The function uses Axios to make a POST request to the /upload API route, with multipart/form-data content containing the selected audio file. In the end, the private audio file URL from AssemblyAI API is returned.

You can then pass on this URL to the transcribe function, which uses it to initialize and get the transcription results.

// ...
const transcribe = async (url) => {
  const response = await axios.post("/api/transcribe", { data: { url } });
  const id = response.data.id;

  let data = response.data;

  while (data.status !== "completed" && data.status !== "error") {
    await wait(1000);
    const response = await axios.post("/api/result", { data: { id } });

    data = response.data;
  }

  return data;
};
// ...

Requests to the /result API route are sent in a loop with a minimum of one second between each request. If the status property is completed or error, the function returns the transcription data. In the case of an error, details are available under the error property.

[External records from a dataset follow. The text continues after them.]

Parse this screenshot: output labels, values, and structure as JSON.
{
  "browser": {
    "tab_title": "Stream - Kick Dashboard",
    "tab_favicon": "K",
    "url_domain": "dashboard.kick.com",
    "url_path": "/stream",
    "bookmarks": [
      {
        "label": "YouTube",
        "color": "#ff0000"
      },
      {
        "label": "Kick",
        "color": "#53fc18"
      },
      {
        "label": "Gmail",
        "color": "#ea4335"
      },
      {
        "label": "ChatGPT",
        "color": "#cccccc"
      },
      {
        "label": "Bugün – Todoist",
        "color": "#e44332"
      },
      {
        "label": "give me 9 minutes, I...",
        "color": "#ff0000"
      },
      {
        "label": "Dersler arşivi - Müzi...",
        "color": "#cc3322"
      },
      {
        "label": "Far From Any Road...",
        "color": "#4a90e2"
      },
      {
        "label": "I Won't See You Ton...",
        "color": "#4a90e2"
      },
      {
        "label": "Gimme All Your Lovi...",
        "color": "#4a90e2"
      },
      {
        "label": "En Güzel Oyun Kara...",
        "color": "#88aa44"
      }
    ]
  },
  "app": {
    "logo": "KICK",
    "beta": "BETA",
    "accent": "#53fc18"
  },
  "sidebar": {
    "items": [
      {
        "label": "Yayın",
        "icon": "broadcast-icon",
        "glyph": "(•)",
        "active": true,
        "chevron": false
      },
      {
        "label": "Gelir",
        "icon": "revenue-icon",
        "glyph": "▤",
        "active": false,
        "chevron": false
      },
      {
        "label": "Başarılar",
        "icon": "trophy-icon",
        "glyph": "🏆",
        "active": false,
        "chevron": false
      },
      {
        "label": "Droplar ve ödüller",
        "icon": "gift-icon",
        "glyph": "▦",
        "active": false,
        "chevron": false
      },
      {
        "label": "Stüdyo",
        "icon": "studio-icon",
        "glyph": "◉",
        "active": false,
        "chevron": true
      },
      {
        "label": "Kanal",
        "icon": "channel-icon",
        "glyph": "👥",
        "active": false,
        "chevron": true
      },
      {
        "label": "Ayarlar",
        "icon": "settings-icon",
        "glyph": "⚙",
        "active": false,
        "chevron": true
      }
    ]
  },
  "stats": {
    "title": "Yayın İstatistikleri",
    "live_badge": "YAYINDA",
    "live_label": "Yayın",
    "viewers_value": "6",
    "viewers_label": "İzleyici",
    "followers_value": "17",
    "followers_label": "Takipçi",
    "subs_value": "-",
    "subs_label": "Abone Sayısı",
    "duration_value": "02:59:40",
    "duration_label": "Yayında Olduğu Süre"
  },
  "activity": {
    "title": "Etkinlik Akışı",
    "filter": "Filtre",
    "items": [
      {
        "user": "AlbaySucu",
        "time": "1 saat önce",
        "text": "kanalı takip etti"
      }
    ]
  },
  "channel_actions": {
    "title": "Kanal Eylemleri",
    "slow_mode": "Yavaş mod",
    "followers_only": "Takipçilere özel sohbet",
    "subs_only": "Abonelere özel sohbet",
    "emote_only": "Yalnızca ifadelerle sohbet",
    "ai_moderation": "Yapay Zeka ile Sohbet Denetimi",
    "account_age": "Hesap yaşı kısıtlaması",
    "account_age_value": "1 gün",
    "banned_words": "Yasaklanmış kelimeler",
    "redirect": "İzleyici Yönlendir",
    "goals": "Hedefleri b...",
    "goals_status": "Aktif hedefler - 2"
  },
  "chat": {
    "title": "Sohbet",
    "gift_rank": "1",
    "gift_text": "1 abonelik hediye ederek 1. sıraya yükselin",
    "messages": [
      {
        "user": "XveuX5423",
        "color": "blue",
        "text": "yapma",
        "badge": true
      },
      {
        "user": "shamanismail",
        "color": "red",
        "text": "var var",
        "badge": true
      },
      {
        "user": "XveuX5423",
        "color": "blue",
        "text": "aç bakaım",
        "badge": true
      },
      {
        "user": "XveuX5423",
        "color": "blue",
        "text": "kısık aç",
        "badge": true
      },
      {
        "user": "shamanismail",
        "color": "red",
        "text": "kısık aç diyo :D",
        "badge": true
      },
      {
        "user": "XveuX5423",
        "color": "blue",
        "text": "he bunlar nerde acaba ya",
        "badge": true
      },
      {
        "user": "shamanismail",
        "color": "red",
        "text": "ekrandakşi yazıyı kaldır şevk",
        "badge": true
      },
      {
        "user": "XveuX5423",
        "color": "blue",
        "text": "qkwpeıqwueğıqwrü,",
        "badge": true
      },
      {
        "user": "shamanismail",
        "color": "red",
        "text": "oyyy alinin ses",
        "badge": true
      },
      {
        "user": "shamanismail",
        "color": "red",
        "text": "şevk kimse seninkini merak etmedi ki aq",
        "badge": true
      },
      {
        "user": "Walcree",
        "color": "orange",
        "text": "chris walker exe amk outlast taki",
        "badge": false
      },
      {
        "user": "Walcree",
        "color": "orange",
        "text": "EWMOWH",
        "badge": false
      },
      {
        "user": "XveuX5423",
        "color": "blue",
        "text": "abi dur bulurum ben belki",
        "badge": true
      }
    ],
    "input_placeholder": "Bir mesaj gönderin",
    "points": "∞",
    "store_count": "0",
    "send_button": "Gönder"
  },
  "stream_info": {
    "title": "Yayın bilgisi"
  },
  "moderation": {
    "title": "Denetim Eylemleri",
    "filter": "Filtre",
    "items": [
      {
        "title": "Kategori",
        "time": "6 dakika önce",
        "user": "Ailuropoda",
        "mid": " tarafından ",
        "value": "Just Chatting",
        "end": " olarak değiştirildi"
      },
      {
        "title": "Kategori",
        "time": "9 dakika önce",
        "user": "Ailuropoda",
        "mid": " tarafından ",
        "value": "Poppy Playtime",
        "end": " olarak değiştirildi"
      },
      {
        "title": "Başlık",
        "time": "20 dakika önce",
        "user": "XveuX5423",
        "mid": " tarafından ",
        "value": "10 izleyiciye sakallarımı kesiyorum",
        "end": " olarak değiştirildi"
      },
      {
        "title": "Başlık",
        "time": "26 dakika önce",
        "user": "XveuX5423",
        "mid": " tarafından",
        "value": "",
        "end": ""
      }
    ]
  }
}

The final result should look like this:

Speech-to-text app

Again, you can check it out live using this repl.

Conclusion

In this article, you’ve learned how to use the AssemblyAI API. You’ve learned how to integrate it with frameworks, like Next.js and React, and you’ve created a working app that can transcribe all kinds of audio files. As you might suspect, this is just the tip of the iceberg, as AssemblyAI provides many more features—like real-time transcription and audio intelligence—that you can use to build various complex apps.

This whole app has been implemented in the cloud using the Replit online IDE. Replit can help you build all sorts of applications, including speech-to-text apps, while encouraging you to code for fun and explore the unknown.